The sarcophagus depicts the divine twins as a single, rebus-like figure. Within the sarcophagus is a single, oversized urn. Inside the urn, the twins’ ashes are intermingled with the Gemini Blades and two amulets (semicircular, one white and one black). If the urn is shattered, the twins defend their tomb and rise to un-life as ashen swordsmen wielding the Gemini Blades.

The Twins

HD 8 / AC 0 / Attacks thrice with the Gemini Blades (melee or ranged)
Flies twice as fast as a man can run

The twins disintegrate if the half-amulet hovering in their chest is stolen; they know this and will prevent this outcome at any cost, flying out of reach and using their speed, flight, and ranged options to their advantage.

The Gemini Blades

Twin khopeshes, one has a hilt of white leather and a scabbard of black leather; the other is oppositely-colored. At some point a scarf of purple silk was wrapped around the pommel of both swords; it blows slightly, as if in the wind, even if there is none.
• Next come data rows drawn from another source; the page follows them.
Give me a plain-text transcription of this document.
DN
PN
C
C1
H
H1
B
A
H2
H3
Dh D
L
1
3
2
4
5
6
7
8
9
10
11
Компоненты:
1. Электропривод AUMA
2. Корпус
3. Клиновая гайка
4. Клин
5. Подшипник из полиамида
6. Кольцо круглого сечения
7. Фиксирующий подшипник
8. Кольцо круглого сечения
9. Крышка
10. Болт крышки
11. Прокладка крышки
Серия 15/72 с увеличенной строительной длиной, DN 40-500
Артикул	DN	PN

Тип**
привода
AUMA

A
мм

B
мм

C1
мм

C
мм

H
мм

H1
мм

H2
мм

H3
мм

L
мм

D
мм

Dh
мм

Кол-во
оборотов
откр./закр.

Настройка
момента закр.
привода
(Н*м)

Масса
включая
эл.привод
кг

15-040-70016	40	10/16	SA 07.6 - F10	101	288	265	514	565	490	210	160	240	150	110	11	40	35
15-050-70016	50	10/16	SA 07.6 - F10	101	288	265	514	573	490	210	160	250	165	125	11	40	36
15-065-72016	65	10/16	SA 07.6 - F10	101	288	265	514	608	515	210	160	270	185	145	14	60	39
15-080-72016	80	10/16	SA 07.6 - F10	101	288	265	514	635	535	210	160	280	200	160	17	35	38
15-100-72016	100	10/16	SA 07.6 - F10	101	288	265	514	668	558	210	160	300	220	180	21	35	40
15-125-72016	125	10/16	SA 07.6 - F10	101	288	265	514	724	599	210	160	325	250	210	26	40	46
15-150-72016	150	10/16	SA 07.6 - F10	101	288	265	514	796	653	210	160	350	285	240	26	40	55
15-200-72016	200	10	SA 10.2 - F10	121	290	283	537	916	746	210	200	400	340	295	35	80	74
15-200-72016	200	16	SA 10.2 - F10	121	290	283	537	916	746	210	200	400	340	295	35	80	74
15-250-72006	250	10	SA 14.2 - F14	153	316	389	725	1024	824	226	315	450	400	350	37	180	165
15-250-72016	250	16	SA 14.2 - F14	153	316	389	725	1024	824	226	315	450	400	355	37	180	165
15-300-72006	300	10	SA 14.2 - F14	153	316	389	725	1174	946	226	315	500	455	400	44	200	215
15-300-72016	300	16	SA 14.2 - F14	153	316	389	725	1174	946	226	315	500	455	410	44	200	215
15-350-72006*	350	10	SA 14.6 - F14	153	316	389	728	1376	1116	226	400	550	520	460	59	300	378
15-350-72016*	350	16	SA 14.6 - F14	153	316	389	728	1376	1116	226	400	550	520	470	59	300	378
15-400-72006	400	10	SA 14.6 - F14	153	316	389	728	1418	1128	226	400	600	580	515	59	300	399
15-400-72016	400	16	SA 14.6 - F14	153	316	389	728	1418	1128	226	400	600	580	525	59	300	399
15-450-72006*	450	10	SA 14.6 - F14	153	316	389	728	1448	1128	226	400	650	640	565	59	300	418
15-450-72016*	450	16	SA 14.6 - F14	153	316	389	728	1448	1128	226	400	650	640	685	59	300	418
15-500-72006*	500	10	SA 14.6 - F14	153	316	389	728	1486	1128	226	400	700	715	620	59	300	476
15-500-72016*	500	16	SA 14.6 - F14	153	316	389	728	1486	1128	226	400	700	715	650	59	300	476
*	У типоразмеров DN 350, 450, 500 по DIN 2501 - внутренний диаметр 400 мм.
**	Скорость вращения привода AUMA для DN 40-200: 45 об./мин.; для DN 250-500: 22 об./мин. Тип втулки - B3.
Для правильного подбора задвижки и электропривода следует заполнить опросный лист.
Individually, the blades are scimitars, +1, or +2 versus felines, spiders, eagles, and trolls. When the blades are wielded within sixty feet of each other, they become scimitars, +2, or +3 versus felines, spiders, eagles, and trolls.

If the blades are wielded by two different people, they confer telepathy between the wielders so long as they are within sixty feet of one another. Further, a wielder can make ranged attacks with the blades with a range of sixty feet from the other blade. The thrown blade curves in midair and always finds its twin; the other wielder can catch it, if they have a free hand. If one person wields both blades, then the thrown blade returns to their hand immediately after being thrown.